Schlecht geklaut ist halt auch nicht alles. Eins muss man den Entwicklern ja lassen, sie hatten hohe Ambitionen mit dem Spiel und wollten gerne mit den großen Jungs spielen, doch scheitern dabei. Es kommt einem beim Spielen fast so vor, als ob man während dem Schreiben immer weitere Elemente dazu gepackt hat, je nachdem, was man gerade bei der Konkurrenz gesehen hat. Verschiedene Lösungswege, sprich schleichen oder kämpfen. – Ja, das können wir ja auch machen. Also bauen wir „mal ein bisschen Stealth ein“. Blöd ist nur, wenn die Areale nicht wirklich dafür ausgelegt sind und man dann auch noch Passagen einbaut, in denen jedes entdeckt werden sofort zum Game Over führt. Selbst bei Genregrößen wie Uncharted oder Assassin’s Creed hat man mit der Zeit dazugelernt und die Areale entsprechend der Möglichkeiten offener gestaltet, was hier eindeutig nicht der Fall ist. Wir werden vom Spiel durch einen Schlauch gelotst und haben im Grunde keine wirkliche Wahl, wie wir spielen. Dafür ist das Leveldesign einfach nicht gut genug, denn die recht kleinen Areale werden von kniehohen Absperrungen dominiert, denen man schon ansieht, dass diese einzig und allein für ein Feuergefecht eingebaut wurden und uns werden Gegnerwellen entgegengeworfen, die aus dem spielerischen Äquivalent eines Clownautos, einer Tür ins Nichts auf uns losgelassen werden. Sowas war zwar früher Gang und Gebe, aber heutzutage sollte man versuchen den Levelaufbau nicht nur funktional, sondern auch logisch zu designen. Und wo wir schon beim Vergleich mit Uncharted sind. Selbst wenn man von der recht kruden und hölzernen Steuerung absieht, so fällt in den Feuergefechten auch noch etwas anderes auf: Sie sind einfach zu laaaaaaang und stellenweise echt unfair ; die Gegner, von denen es auch nur eine Handvoll marginal unterschiedlicher Charaktermodelle gibt, haben aus unerfindlichem Grund auch im Hinterkopf Augen und haben beim Zielen komischerweise die Präzision eines Adlers, wobei unser Charakter nicht genug Zielwasser getrunken hat. Immerhin ist die KI im Grunde nicht der Rege wert und Gegner stellen sich auch gerne mal bereitwillig direkt vor uns und warten darauf erschossen zu werden oder gehen auch schon mal an einer uns zugewandten Wand in Deckung. Das ist dann wenigstens mal eine nette Abwechslung zu den Wachen in den Stealth-Passagen, die scheinbar übersinnliche Fähigkeiten zu haben scheinen…

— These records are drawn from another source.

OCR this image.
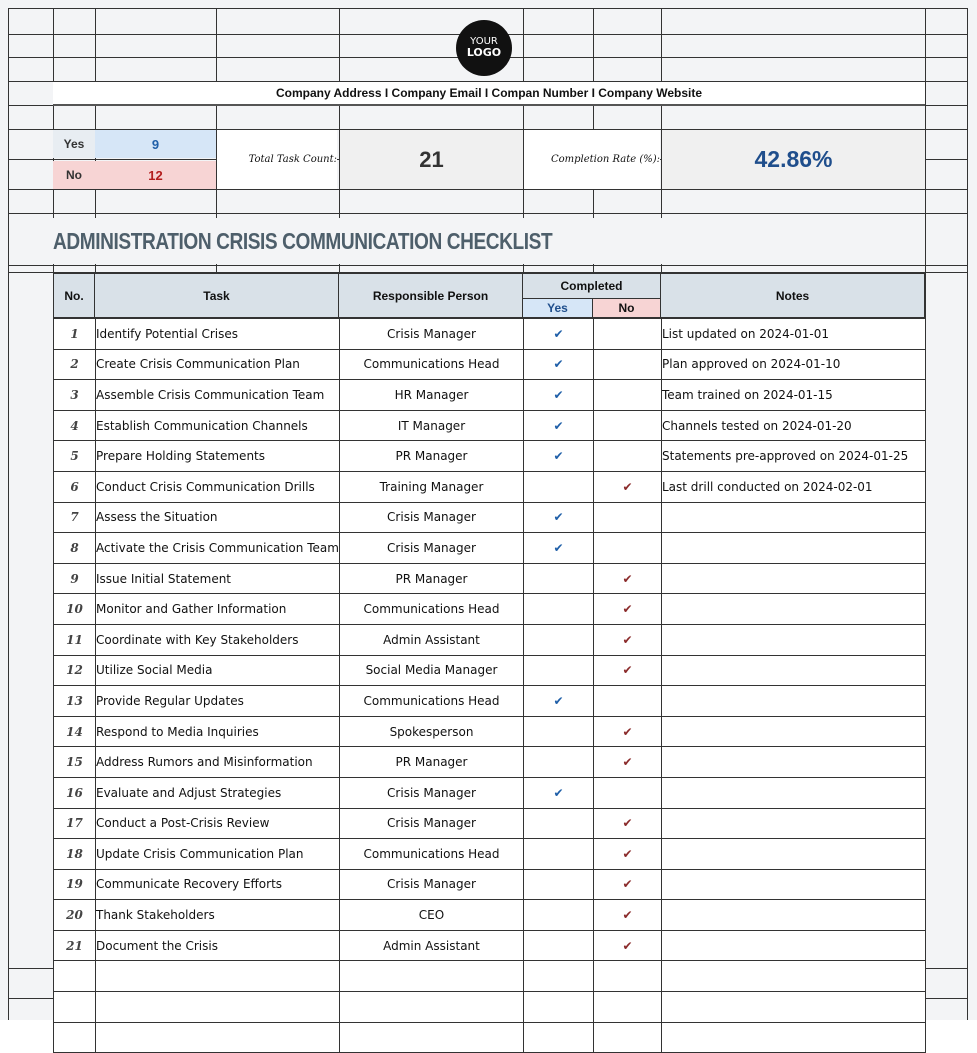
YOUR
LOGO
Company Address I Company Email I Compan Number I Company Website
Yes	9
No	12
Total Task Count:	21	Completion Rate (%):	42.86%
ADMINISTRATION CRISIS COMMUNICATION CHECKLIST
No.	Task	Responsible Person
Completed
Yes	No
Notes
1	Identify Potential Crises	Crisis Manager	✔		List updated on 2024-01-01
2	Create Crisis Communication Plan	Communications Head	✔		Plan approved on 2024-01-10
3	Assemble Crisis Communication Team	HR Manager	✔		Team trained on 2024-01-15
4	Establish Communication Channels	IT Manager	✔		Channels tested on 2024-01-20
5	Prepare Holding Statements	PR Manager	✔		Statements pre-approved on 2024-01-25
6	Conduct Crisis Communication Drills	Training Manager		✔	Last drill conducted on 2024-02-01
7	Assess the Situation	Crisis Manager	✔		
8	Activate the Crisis Communication Team	Crisis Manager	✔		
9	Issue Initial Statement	PR Manager		✔	
10	Monitor and Gather Information	Communications Head		✔	
11	Coordinate with Key Stakeholders	Admin Assistant		✔	
12	Utilize Social Media	Social Media Manager		✔	
13	Provide Regular Updates	Communications Head	✔		
14	Respond to Media Inquiries	Spokesperson		✔	
15	Address Rumors and Misinformation	PR Manager		✔	
16	Evaluate and Adjust Strategies	Crisis Manager	✔		
17	Conduct a Post-Crisis Review	Crisis Manager		✔	
18	Update Crisis Communication Plan	Communications Head		✔	
19	Communicate Recovery Efforts	Crisis Manager		✔	
20	Thank Stakeholders	CEO		✔	
21	Document the Crisis	Admin Assistant		✔	
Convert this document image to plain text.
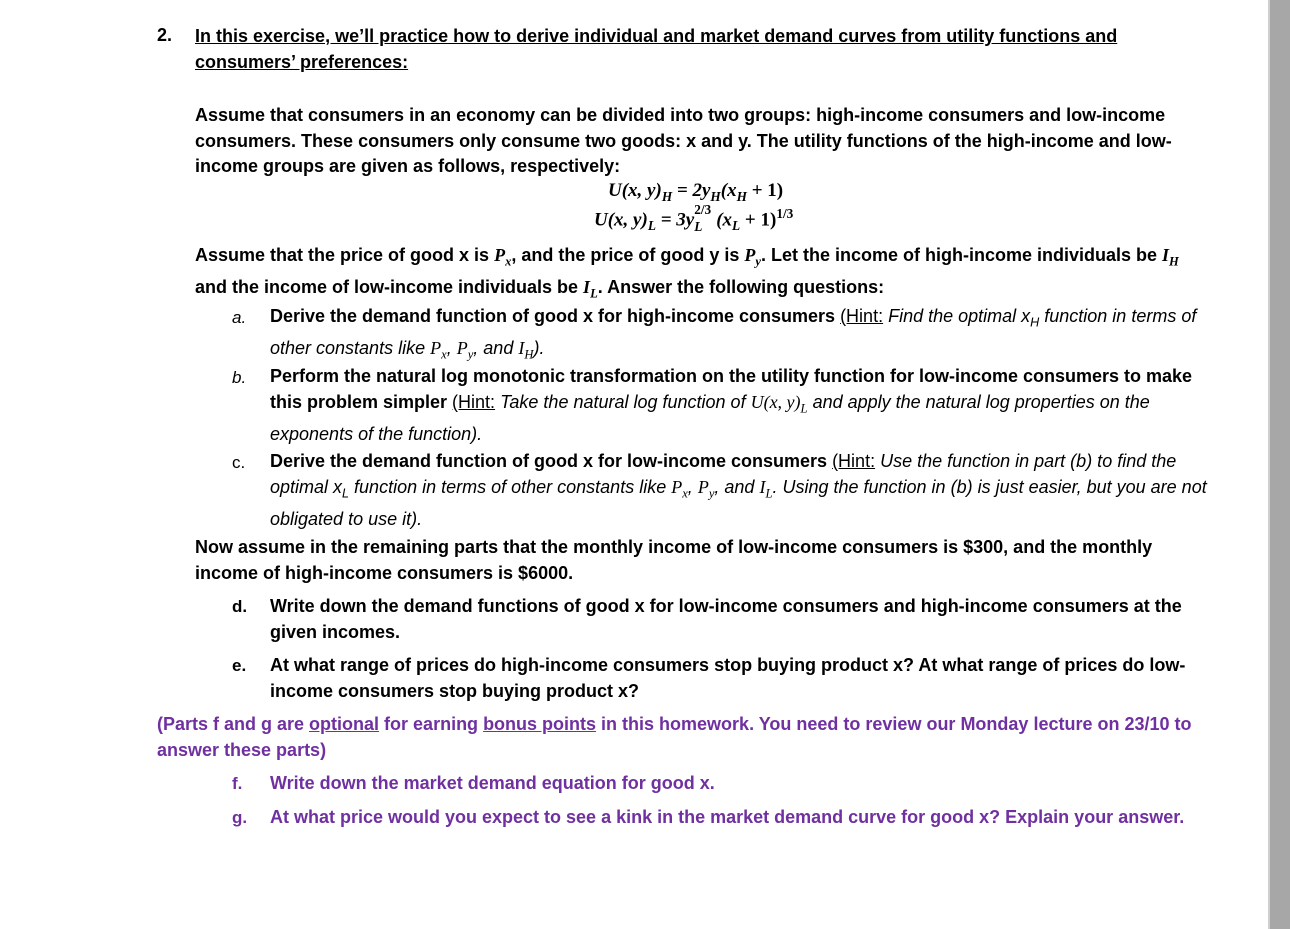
2. In this exercise, we’ll practice how to derive individual and market demand curves from utility functions and consumers’ preferences:
Assume that consumers in an economy can be divided into two groups: high-income consumers and low-income consumers. These consumers only consume two goods: x and y. The utility functions of the high-income and low-income groups are given as follows, respectively:
U(x, $y)_H = 2y_H(x_H + 1)$
U(x, $y)_L = 3y$ 2/3
L $(x_L + 1)^{1/3}$
Assume that the price of good x is $P_x$, and the price of good y is $P_y$. Let the income of high-income individuals be $I_H$
and the income of low-income individuals be $I_L$. Answer the following questions:
a. Derive the demand function of good x for high-income consumers (Hint: Find the optimal $x_H$ function in terms of other constants like $P_x$, $P_y$, and $I_H$).
b. Perform the natural log monotonic transformation on the utility function for low-income consumers to make this problem simpler (Hint: Take the natural log function of U(x, $y)_L$ and apply the natural log properties on the exponents of the function).
c. Derive the demand function of good x for low-income consumers (Hint: Use the function in part (b) to find the optimal $x_L$ function in terms of other constants like $P_x$, $P_y$, and $I_L$. Using the function in (b) is just easier, but you are not obligated to use it).
Now assume in the remaining parts that the monthly income of low-income consumers is $300, and the monthly income of high-income consumers is $6000.
d. Write down the demand functions of good x for low-income consumers and high-income consumers at the given incomes.
e. At what range of prices do high-income consumers stop buying product x? At what range of prices do low-income consumers stop buying product x?
(Parts f and g are optional for earning bonus points in this homework. You need to review our Monday lecture on 23/10 to answer these parts)
f. Write down the market demand equation for good x.
g. At what price would you expect to see a kink in the market demand curve for good x? Explain your answer.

Und wer erwartet, dass die Grafik oder die Story an sich vielleicht einiges rausreißt, der wird leider auch bitter enttäuscht sein, denn das Spiel sieht, obwohl erst kürzlich erschienen, bereits antiquiert aus. Ich bin wirklich keine Grafikhure, aber die Grafik sieht leider nach anfänglicher PS3-Grafik aus und selbst da fällt mir kaum etwas ein, dass schlechter aussieht. Und die Story ist leider auch nicht besser, denn was am Anfang noch interessant klingt, entwickelt sich nur tröpfchenhaft und recht zusammenhanglos weiter und in jeder zweiten Szene hat man aus unerfindlichem Grund, dass wichtige Informationen fehlen, was leider zu Folge hat, dass die Geschichte ab einem gewissen Punkt nicht mehr wirklich interessiert. Sie ist halt da…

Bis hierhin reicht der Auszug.